LA PIANTA ARCHITETTONICA
Come giungere ad una scelta planimetrica efficace?
In tutte le epoche, sono state fornite metodologie diverse, per aiutare (ma più spesso vincolare), la composizione della pianta (e del prospetto), secondo principi che contribuissero a mettere in sintonia l’artificialità della costruzione umana, con le presunte regole edificatorie assolute dell’ordine naturale. Ora sono state proposte leggi basate su canoni proporzionali geometrici e matematici (si pensi alle regole fornite, nel primo secolo a.C., dal grande trattatista latino Vitruvio per l’architettura classica), ora sono state introdotte leggi di derivazione bio-antropocentrica (si pensi al Modulor proposto, negli anni trenta, dal grande architetto franco-elvetico Le Corbusier). Spesso, queste regole vengono estese e generalizzate, anche al tracciamento dei prospetti e delle volumetrie dei corpi. Si tratta di scelte legate, ogni volta, a nuove concezioni estetiche dell’architettura, che restano però circoscritte a precisi periodi storici, fornendo regole apparentemente assolute, ma che, poi, vengono, nel tempo, regolarmente, trasgredite e superate, ogni volta che appare un nuovo edificio veramente significativo. Lo schema di lettura tipologico della realtà architettonica, in precedenza proposto, può aiutarci a fare chiarezza in tal senso.
1. Disegnare i singoli ambienti in scala e ritagliarli secondo il profilo esterno della loro forma (come se si trattasse di tante figurine).
2. Accostare e sovrapporre i singoli ambienti (le figurine) secondo criteri di logica prossimità e formare degli aggregati di ambienti (ridisegnarli in scala e ritagliare le nuove figure ottenute secondo il loro profilo esterno).
3. Definire l’orientamento e la posizione reciproca dei singoli aggregati di ambienti servendosi dello schema distributivo (posizionare le figure sullo schema dei percorsi).
4. Migliorare la compattezza della pianta, omogeneizzando la griglia ideale degli ambienti con la griglia ideale dei percorsi, e dimensionando al minimo indispensabile gli spazi asserventi (disegnare la pianta).

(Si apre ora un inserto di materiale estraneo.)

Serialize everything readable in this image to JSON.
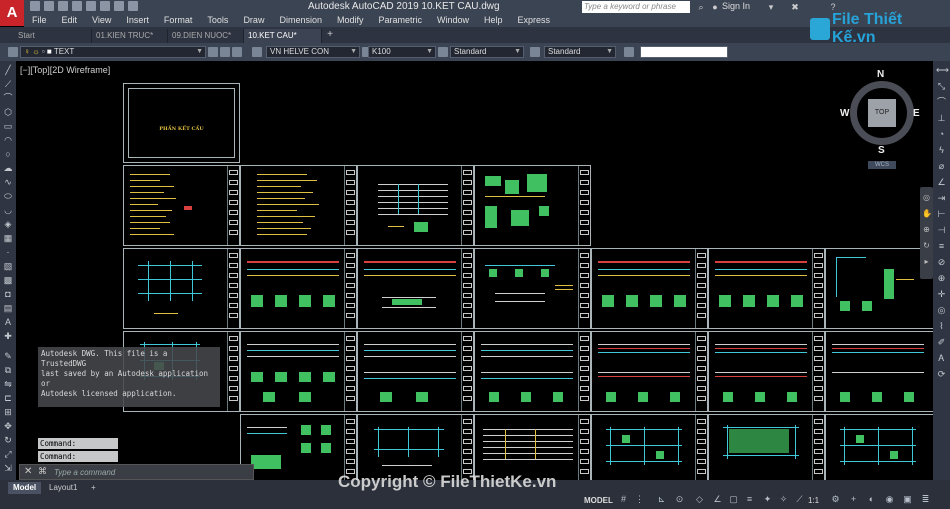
{
  "window": {
    "title": "Autodesk AutoCAD 2019    10.KET CAU.dwg",
    "app_letter": "A",
    "search_placeholder": "Type a keyword or phrase",
    "sign_in": "Sign In"
  },
  "menu": [
    "File",
    "Edit",
    "View",
    "Insert",
    "Format",
    "Tools",
    "Draw",
    "Dimension",
    "Modify",
    "Parametric",
    "Window",
    "Help",
    "Express"
  ],
  "tabs": [
    {
      "label": "Start",
      "active": false
    },
    {
      "label": "01.KIEN TRUC*",
      "active": false
    },
    {
      "label": "09.DIEN NUOC*",
      "active": false
    },
    {
      "label": "10.KET CAU*",
      "active": true
    }
  ],
  "properties": {
    "layer": "TEXT",
    "text_style": "VN HELVE CON",
    "dim_style": "K100",
    "table_style": "Standard",
    "mleader_style": "Standard",
    "extra_field": ""
  },
  "viewport_label": "[−][Top][2D Wireframe]",
  "cover_sheet_title": "PHẦN KẾT CẤU",
  "viewcube": {
    "n": "N",
    "s": "S",
    "e": "E",
    "w": "W",
    "face": "TOP",
    "wcs": "WCS"
  },
  "command": {
    "history": [
      "Autodesk DWG.  This file is a TrustedDWG",
      "last saved by an Autodesk application or",
      "Autodesk licensed application."
    ],
    "prompts": [
      "Command:",
      "Command:"
    ],
    "placeholder": "Type a command"
  },
  "layouts": [
    {
      "label": "Model",
      "active": true
    },
    {
      "label": "Layout1",
      "active": false
    }
  ],
  "status": {
    "mode": "MODEL",
    "scale": "1:1"
  },
  "watermark": {
    "brand": "File Thiết Kế.vn",
    "copyright": "Copyright © FileThietKe.vn"
  }
}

Ripetendo l’operazione per ogni attività, possiamo individuare tutti gli ambienti architettonici di cui abbiamo necessità.
Ognuno di essi potrà, allora, essere inteso come un mini-habitat, che dovrà dialogare al meglio con gli altri mini-habitat attigui, alla stregua di una serie coordinata di mattoni da assemblare e rifondere, compositivamente, in un tutt’uno omogeneo, di scala maggiore.